The first thing to know about strawberries is they need excellent drainage in order to thrive. This means you will want a pot designed especially for them, like the clay planters with side pouches, or a wide clay pot with plenty of drainage holes in the bottom and a saucer that catches the water and keeps the pot up off the ground.
Another good option is the kind of hanging planter that looks like an ordinary plastic bag. With these disposable planters, you simply fill them with soil and tuck the plants into openings in the side.
A hanging plastic bag planter will not be a good choice if it is hanging over a deck or patio however, since you will have run-off underneath each time you water. For hanging from an eave or over and establish bed, or against a wall or a fence, these hanging bags can work quite well.
A good trick for keeping your strawberry plants well-watered in a clay strawberry planter is to stick a white PVC plastic pipe with holes in it down the center of the pot before you fill it with soil. Then, watering is just a matter of pouring water down the pipe; quick and easy.
Strawberries like rich, loamy soil with lots of organic matter that they can consume to produce fruit, so resist the temptation to fill your pots with ordinary soil from your yard and choose a rich potting mixture instead, preferably one with plant food already added. Strawberries like plenty of sun and enough water so that the soil is moist but well-drained (not water logged).
Feed your strawberries throughout the growing season with a high phosphorus fertilizer formulated for fruits and vegetables. Look for a high middle N-P-K number or ask at your local garden center for a formulation best for producing strawberries.
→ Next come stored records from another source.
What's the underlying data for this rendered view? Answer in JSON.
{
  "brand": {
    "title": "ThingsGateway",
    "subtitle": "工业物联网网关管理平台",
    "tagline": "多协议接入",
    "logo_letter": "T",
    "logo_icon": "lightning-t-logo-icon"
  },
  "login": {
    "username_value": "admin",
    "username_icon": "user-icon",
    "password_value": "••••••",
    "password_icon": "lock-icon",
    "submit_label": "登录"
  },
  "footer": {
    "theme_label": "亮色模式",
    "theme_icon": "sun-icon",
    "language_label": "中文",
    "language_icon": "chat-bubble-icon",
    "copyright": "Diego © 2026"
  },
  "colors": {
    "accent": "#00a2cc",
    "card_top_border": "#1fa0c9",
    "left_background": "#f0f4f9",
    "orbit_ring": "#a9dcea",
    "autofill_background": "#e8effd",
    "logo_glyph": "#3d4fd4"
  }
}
The type of berries you pick will impact how successful you are at getting a good crop. Small wild berries are tasty and lovely but it takes a lot of wild plants to get enough berries to actually eat, so they aren’t the best choice for pots. Other types of seasonal strawberry varieties usually produce a good crop in June, and a smaller one late in the summer.
If you buy ever-bearing strawberry plants, be aware that you won’t get continuous berries your first year. (The name is a bit misleading.) To encourage a good first year fall crop of ever-bearing strawberries, pinch off the blossoms until midsummer the very first season. That should give you a decent fall crop the first year, and then every year after that you will see a good spring and fall crop, with sporadic fruit in intervening months.
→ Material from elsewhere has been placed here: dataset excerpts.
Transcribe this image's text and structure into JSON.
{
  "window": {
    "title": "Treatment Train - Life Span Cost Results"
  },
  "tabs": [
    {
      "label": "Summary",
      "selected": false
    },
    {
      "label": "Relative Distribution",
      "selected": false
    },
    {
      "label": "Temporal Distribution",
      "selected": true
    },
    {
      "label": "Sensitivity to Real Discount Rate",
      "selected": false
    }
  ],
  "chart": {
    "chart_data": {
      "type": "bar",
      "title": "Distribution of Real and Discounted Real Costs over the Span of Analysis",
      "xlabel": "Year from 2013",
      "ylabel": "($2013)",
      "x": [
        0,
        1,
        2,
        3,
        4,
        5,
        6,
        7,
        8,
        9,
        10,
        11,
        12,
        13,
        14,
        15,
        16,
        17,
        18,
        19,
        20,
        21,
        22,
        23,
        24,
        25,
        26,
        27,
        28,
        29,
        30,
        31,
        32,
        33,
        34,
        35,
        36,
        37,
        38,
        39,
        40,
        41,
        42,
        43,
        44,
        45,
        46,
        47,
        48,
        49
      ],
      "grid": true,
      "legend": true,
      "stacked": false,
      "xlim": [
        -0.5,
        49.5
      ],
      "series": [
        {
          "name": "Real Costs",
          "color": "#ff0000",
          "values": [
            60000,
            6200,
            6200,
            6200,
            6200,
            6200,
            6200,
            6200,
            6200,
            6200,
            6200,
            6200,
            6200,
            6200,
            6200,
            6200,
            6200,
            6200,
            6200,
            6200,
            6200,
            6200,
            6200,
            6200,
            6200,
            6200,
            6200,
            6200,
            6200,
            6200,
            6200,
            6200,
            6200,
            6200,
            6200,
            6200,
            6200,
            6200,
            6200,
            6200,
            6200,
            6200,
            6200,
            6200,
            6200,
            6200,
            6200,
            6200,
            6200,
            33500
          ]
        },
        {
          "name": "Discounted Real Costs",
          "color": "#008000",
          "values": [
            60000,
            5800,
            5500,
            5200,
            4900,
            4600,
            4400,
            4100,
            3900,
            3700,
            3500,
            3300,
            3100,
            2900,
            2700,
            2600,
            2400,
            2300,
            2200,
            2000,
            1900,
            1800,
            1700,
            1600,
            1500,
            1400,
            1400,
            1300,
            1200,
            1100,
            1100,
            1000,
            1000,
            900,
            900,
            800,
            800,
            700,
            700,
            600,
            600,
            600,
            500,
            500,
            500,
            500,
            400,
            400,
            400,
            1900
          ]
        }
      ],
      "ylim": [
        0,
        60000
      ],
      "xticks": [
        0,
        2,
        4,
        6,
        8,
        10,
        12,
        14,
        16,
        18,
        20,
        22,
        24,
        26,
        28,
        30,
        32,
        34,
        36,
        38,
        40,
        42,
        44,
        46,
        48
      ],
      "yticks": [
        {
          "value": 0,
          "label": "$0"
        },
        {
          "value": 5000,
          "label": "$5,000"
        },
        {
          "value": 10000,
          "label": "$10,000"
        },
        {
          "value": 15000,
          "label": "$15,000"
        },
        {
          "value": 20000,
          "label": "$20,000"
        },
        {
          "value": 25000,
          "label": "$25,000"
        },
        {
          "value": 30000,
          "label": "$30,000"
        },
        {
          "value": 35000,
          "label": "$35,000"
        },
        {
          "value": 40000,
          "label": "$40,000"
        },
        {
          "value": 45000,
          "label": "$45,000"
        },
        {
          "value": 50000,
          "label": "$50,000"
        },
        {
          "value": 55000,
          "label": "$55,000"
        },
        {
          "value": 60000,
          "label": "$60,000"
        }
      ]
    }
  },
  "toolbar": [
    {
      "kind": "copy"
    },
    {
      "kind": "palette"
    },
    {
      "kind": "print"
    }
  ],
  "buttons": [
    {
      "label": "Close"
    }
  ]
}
Most varieties of strawberry plants will send out suckers (little baby plants) when confined to pots, but it is actually better to cut these off to encourage the plant to produce fruit (instead of more suckers). What you can do though is transplant the cut suckers to some part of your yard and let them fight it out there outside the pot. Sometimes they’ll surprise you, and you’ll end up with a little strawberry patch where before there was just some dirt and weeds.
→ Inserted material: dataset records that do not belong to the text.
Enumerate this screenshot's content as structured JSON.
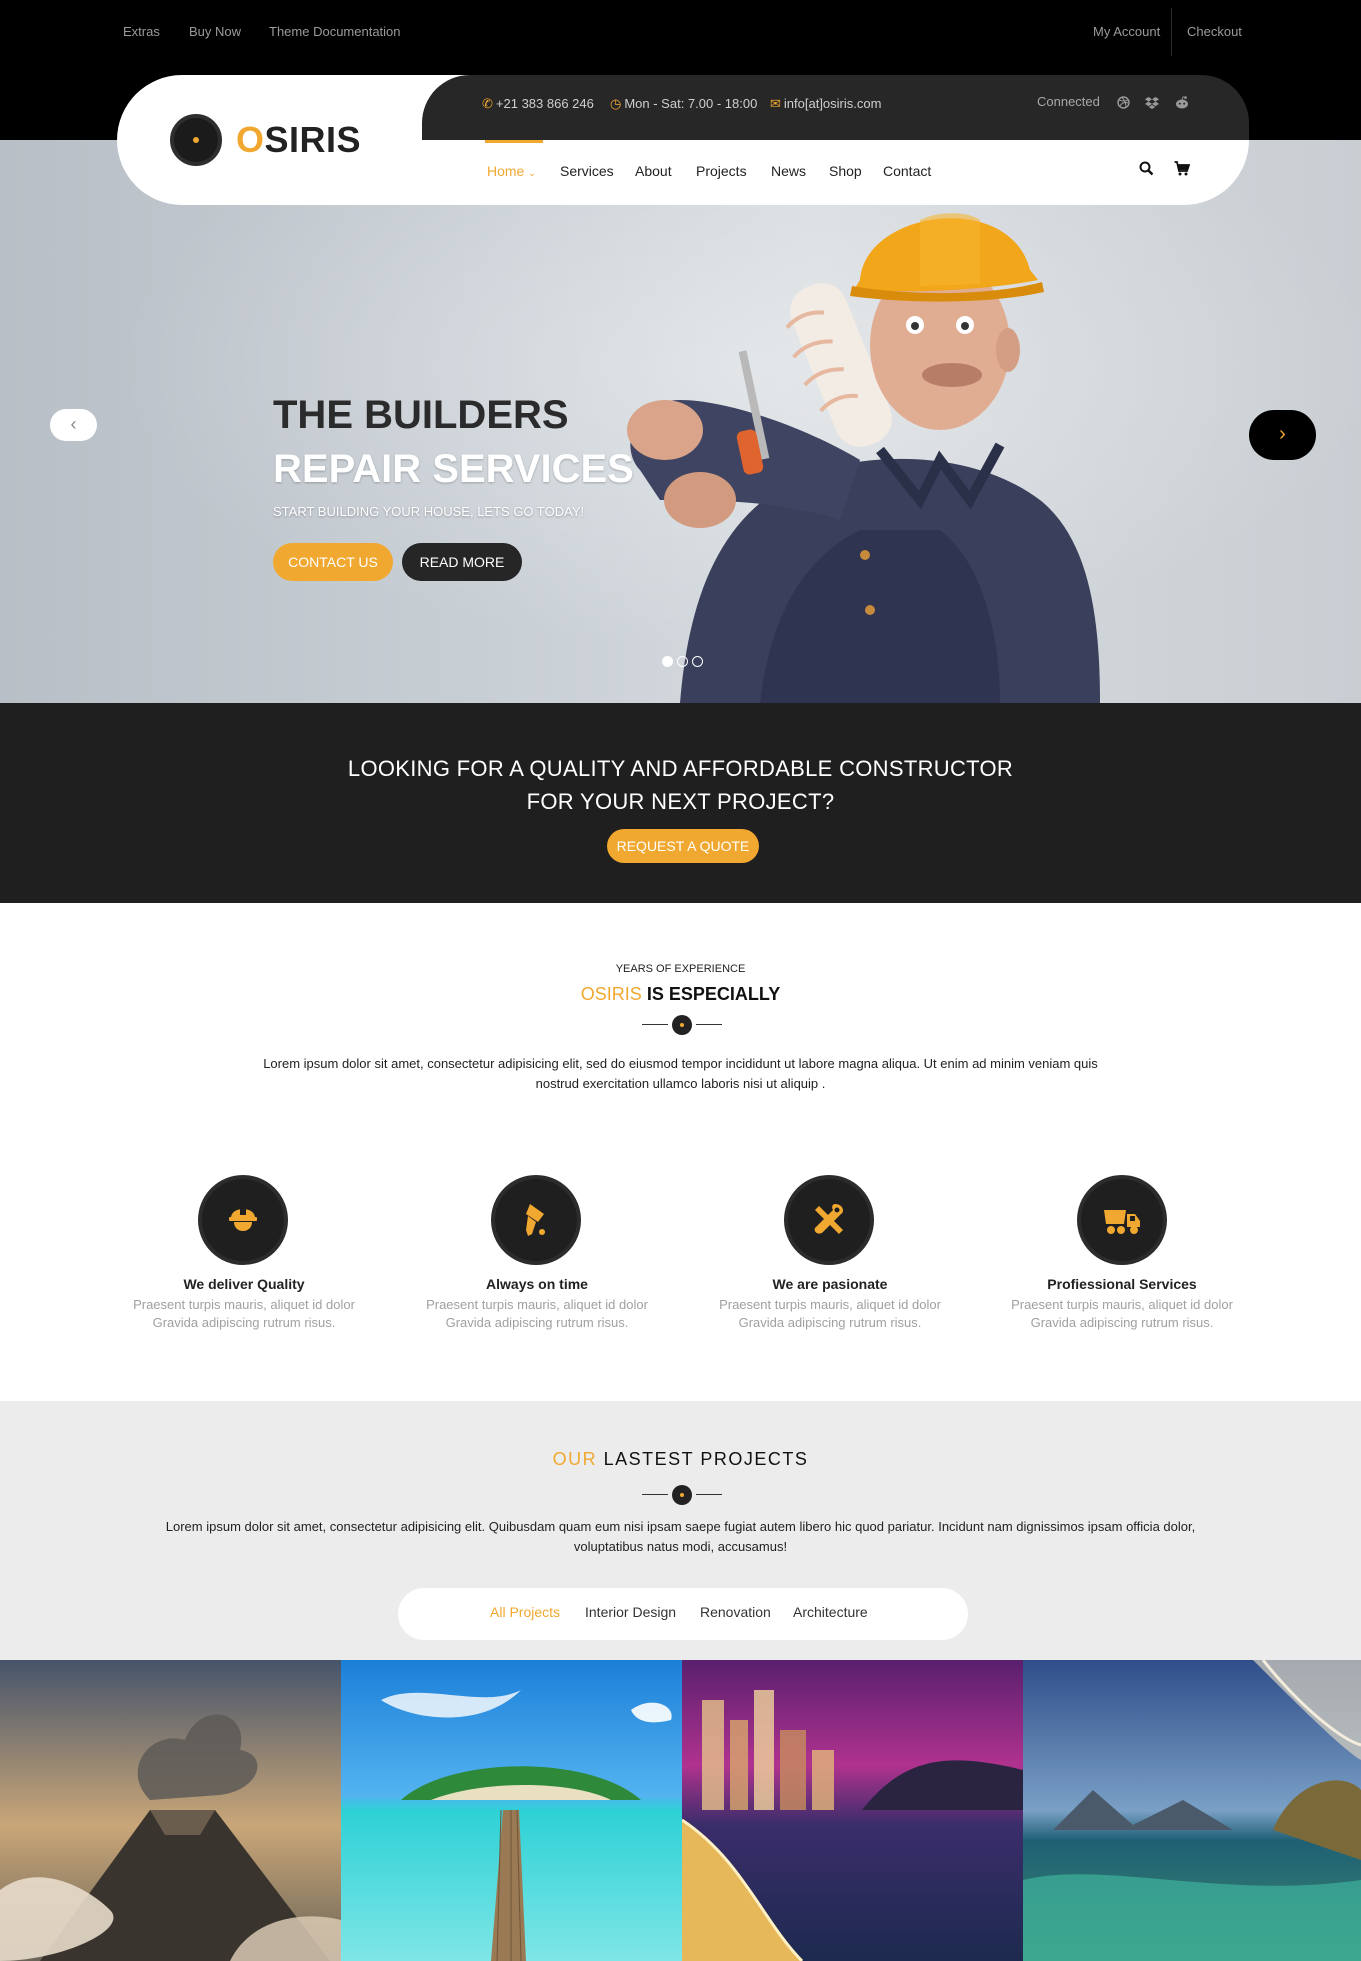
{
  "topbar": {
    "left_links": [
      "Extras",
      "Buy Now",
      "Theme Documentation"
    ],
    "right_links": [
      "My Account",
      "Checkout"
    ]
  },
  "header": {
    "logo": {
      "first_letter": "O",
      "rest": "SIRIS"
    },
    "contact": {
      "phone": "+21 383 866 246",
      "hours": "Mon - Sat: 7.00 - 18:00",
      "email": "info[at]osiris.com"
    },
    "social_label": "Connected",
    "social_icons": [
      "dribbble-icon",
      "dropbox-icon",
      "reddit-icon"
    ],
    "nav": [
      "Home",
      "Services",
      "About",
      "Projects",
      "News",
      "Shop",
      "Contact"
    ],
    "active_nav": "Home"
  },
  "hero": {
    "title_line1": "THE BUILDERS",
    "title_line2": "REPAIR SERVICES",
    "subtitle": "START BUILDING YOUR HOUSE, LETS GO TODAY!",
    "primary_button": "CONTACT US",
    "secondary_button": "READ MORE",
    "slide_count": 3,
    "active_slide": 1
  },
  "quote": {
    "line1": "LOOKING FOR A QUALITY AND AFFORDABLE CONSTRUCTOR",
    "line2": "FOR YOUR NEXT PROJECT?",
    "button": "REQUEST A QUOTE"
  },
  "experience": {
    "eyebrow": "YEARS OF EXPERIENCE",
    "title_highlight": "OSIRIS",
    "title_rest": "IS ESPECIALLY",
    "paragraph_line1": "Lorem ipsum dolor sit amet, consectetur adipisicing elit, sed do eiusmod tempor incididunt ut labore magna aliqua. Ut enim ad minim veniam quis",
    "paragraph_line2": "nostrud exercitation ullamco laboris nisi ut aliquip ."
  },
  "features": [
    {
      "icon": "hard-hat-worker-icon",
      "title": "We deliver Quality",
      "desc1": "Praesent turpis mauris, aliquet id dolor",
      "desc2": "Gravida adipiscing rutrum risus."
    },
    {
      "icon": "paint-brush-icon",
      "title": "Always on time",
      "desc1": "Praesent turpis mauris, aliquet id dolor",
      "desc2": "Gravida adipiscing rutrum risus."
    },
    {
      "icon": "tools-icon",
      "title": "We are pasionate",
      "desc1": "Praesent turpis mauris, aliquet id dolor",
      "desc2": "Gravida adipiscing rutrum risus."
    },
    {
      "icon": "dump-truck-icon",
      "title": "Profiessional Services",
      "desc1": "Praesent turpis mauris, aliquet id dolor",
      "desc2": "Gravida adipiscing rutrum risus."
    }
  ],
  "projects": {
    "title_highlight": "OUR",
    "title_rest": "LASTEST PROJECTS",
    "paragraph_line1": "Lorem ipsum dolor sit amet, consectetur adipisicing elit. Quibusdam quam eum nisi ipsam saepe fugiat autem libero hic quod pariatur. Incidunt nam dignissimos ipsam officia dolor,",
    "paragraph_line2": "voluptatibus natus modi, accusamus!",
    "filters": [
      "All Projects",
      "Interior Design",
      "Renovation",
      "Architecture"
    ],
    "active_filter": "All Projects",
    "tiles": [
      "volcano-image",
      "tropical-pier-image",
      "city-beach-night-image",
      "fantasy-planet-lake-image"
    ]
  },
  "colors": {
    "accent": "#f1a830",
    "dark": "#1f1f1f",
    "topbar": "#000000",
    "light_band": "#ececec"
  }
}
Strawberry plants are technically perennials but in reality they don’t produce fruit much beyond three years, so keep in mind that you will have to periodically replace them. Happily, a flat of strawberry plants doesn’t cost very much more than a flat of fresh strawberries, so this is not really a hardship financially, but you will have to do the repotting.
Lots of great information is available online about strawberries and how to grow them, and you can even order them in the winter from online suppliers and get them delivered to your door at the right planting time in your part of the country. So take a look, and give strawberry planters a try. They’re fun to grow, easy to care for, and also, coincidentally, delicious to eat.